November 5, 2012

Heteroglossia and Multi-Stable Images

I trust that this blog post will probably not make any sense and will only serve to expose me as not fully grasping any of the content that I will talk about for the next 500 words or so. With that being said let's begin.

While we were reading Mitchell's piece on Metapictures, for some reason the concept or topic that stuck in my brain was the image of the duck-rabbit. I kept thinking about it long after class time and I was hoping of trying to articulate my thoughts on the phenomenon. It has been discussed in our lecture that it can be classified as a multi-stable image, which can be roughly defined as image that can be interpreted as two things depending on the way you look at it. However, you almost have to force your eyes to see it and you can see only one of the interpretations at a time, but once you see each of the two separately that then changes your perception of the image as a whole.

 This got me thinking about heteroglossia, a concept that we had discussed in earlier lectures. Heteroglossia, also defined roughly, is multiple voices speaking out of what is, on the surface, one subject speaking in a text. Is it possible for the term heteroglossia to be extended to visual texts and not just the written word? Could the multiple meanings that we can glean from multi-stable images also be defined right alongside heteroglossia and the multiple voices making meaning in text? Please let me know if I am completely off base with this.

3 comments:

James Lannon said...

As I was writing my post just now I also tackled metapictures and the the multiple layers of meaning / interpretation that accompany them. I really like the connection you made with metapictures and heteroglossia, and agree with you 100%. I see the two as identical aside from the medium in which each exist (metapictures/images and heteroglossia/text). I also see metapictures as representative of various voices/perspectives pertaining to an image, and depending on the role the viewer accepts and what they determine as the subject matter determines their specific understanding of the image, which I think is acceptable to be different from another persons interpretation.

rachel rivera said...

I like how you define multistability; the whole study of the duck-rabbit image is that you can see it in a variety of ways, regardless of how detailed the image is or not. Depending on how we're trying to see it, we can only interpret it one way. I feel like it can be like this when we're talking about interpreting anything, meta or not. When we're told to interpret a piece with a certain angle, we can only see it that way, whether it's art or not.

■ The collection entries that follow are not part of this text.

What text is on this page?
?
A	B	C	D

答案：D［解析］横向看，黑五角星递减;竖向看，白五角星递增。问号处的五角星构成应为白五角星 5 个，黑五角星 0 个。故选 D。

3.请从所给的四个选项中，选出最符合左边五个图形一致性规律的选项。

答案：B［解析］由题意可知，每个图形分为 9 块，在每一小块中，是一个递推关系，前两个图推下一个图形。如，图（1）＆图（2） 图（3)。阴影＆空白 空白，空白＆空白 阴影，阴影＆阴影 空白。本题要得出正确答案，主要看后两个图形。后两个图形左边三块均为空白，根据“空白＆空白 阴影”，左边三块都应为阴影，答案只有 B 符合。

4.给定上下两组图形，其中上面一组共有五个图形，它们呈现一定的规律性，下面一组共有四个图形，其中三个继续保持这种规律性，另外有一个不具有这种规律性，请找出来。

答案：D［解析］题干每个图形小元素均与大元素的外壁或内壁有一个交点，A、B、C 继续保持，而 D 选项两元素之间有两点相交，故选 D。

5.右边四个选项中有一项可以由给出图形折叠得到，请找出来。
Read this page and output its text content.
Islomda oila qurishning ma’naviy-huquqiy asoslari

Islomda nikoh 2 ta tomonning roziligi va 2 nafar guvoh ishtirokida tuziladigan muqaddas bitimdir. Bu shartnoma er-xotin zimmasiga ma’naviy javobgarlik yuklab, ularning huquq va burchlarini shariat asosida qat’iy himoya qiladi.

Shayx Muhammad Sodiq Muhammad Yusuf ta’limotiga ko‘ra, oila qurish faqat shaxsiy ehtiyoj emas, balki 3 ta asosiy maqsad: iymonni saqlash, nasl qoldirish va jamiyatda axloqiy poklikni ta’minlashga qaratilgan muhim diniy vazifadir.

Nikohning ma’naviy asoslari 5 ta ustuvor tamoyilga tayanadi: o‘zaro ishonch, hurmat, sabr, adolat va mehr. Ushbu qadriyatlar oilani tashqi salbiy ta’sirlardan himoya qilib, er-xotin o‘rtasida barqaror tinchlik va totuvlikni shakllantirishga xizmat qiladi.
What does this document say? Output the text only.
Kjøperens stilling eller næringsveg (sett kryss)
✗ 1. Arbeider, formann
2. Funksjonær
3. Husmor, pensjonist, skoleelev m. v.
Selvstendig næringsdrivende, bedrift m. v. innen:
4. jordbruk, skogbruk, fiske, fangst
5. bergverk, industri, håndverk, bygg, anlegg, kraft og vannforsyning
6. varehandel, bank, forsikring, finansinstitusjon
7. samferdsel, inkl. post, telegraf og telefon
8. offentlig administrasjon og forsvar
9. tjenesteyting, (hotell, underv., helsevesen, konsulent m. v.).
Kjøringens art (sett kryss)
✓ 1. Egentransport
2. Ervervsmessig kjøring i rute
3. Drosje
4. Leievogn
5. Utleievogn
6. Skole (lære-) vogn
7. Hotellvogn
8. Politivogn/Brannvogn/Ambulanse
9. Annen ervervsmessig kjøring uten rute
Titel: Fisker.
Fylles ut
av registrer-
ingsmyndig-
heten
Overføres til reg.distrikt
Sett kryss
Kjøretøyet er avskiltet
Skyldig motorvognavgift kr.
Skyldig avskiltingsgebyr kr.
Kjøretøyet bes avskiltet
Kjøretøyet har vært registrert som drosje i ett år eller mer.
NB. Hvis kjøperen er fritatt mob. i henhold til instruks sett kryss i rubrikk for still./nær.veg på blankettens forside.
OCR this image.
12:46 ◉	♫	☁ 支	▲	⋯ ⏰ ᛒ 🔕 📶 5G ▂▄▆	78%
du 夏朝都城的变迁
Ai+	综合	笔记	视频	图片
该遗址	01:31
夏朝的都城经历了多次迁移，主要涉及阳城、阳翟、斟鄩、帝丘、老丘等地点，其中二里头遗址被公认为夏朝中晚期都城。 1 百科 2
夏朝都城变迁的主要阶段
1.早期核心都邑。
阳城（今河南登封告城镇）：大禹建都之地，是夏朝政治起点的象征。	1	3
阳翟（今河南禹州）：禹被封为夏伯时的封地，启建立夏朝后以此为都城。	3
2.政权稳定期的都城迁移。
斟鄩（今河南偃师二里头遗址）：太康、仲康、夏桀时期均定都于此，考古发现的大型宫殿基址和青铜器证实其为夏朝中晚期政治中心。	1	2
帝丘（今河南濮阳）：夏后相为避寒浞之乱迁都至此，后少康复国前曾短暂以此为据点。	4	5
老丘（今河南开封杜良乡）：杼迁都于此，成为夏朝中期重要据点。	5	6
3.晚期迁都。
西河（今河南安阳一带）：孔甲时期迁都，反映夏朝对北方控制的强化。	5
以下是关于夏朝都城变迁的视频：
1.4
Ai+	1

So, in a way, does thinking "meta" limit our perceptions and interpretations?

George Dean said...

Mitchell states that the “metapicture is a piece of moveable cultural apparatus, one which may serve a marginal role as illustrative device or a central role as a kind of summary image,” this is in point of fact what he called “hypericon” which “encapsulates an entire episteme, a theory of knowledge” (49).
On a different account, Mitchell says Magritte’s Les Trahison des Image are “talking metapictures,” that it is “a representation of the relation between discourse and representation, a picture about the gap between words and pictures”(65). Just because the caption of an image states something doesn’t mean its true. This brings into the account the very connection between image and language; metapictures are depicting and breaking down the relationship between the images themselves and the discussion behind them.